Re: [Simple-support] Valid XML characters and String recoding
Brought to you by:
niallg
|
From: Dawid W. <daw...@gm...> - 2012-09-13 10:06:02
|
> Are you suggesting there is a bug?
Depends how you look at it. It's a confluence of different things --
the fact that Java Strings can be invalid unicode, the fact that XML
does not allow all unicode characters to appear in the stream, etc. I
think it would be nicer by default if the framework had an invariant
of _always_ producing valid XML and from this point of view it is a
bug. Try to serialize:
@Root("abc")
public class Abc {
@Attribute
public String s = new String("\u0000");
}
and you'll see this produces an XML that won't parse with any
(conforming) parser. It's an invalid XML.

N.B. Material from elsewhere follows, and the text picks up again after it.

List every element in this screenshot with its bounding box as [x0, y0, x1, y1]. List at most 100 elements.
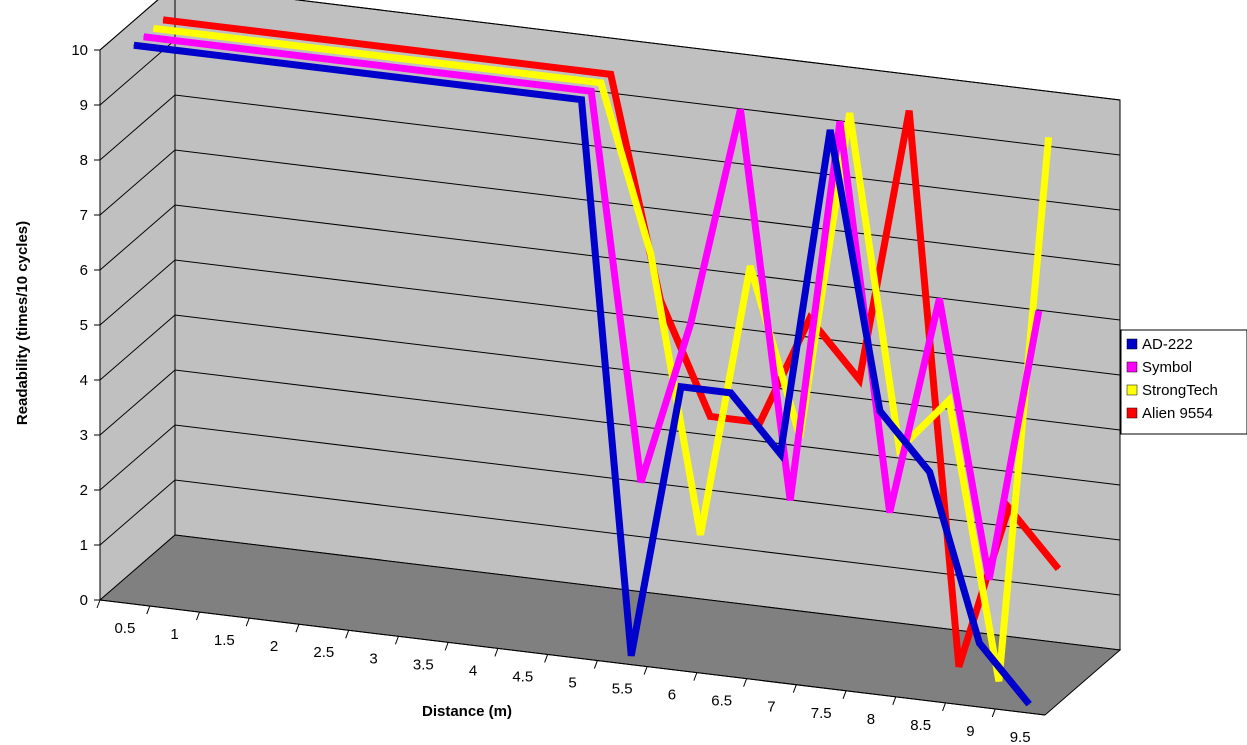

> I think for faster processing something could be done in the org.simpleframework.xml.stream.Formatter object
Yes, from a quick look at it, it could also be used for this purpose.
> You could also write your own java.io.Writer object. If these are not suitable then I think your Transform<String> is probably best.
I don't think a custom Writer would be a better solution. It is a
derivative of XML specification so if simple-xml would want to be
strictly conformant it should, for example, reject attribute and
element names that contain unmappable XML characters, remap or reject
unmappable characters inside attribute values and text blocks, etc.
The attached patch solves the problem for me, I'm just pointing out
the issue if you wanted to tackle it in a more general way. A
randomized test case trying out if it work is also here:
http://goo.gl/GyDWm
Dawid
|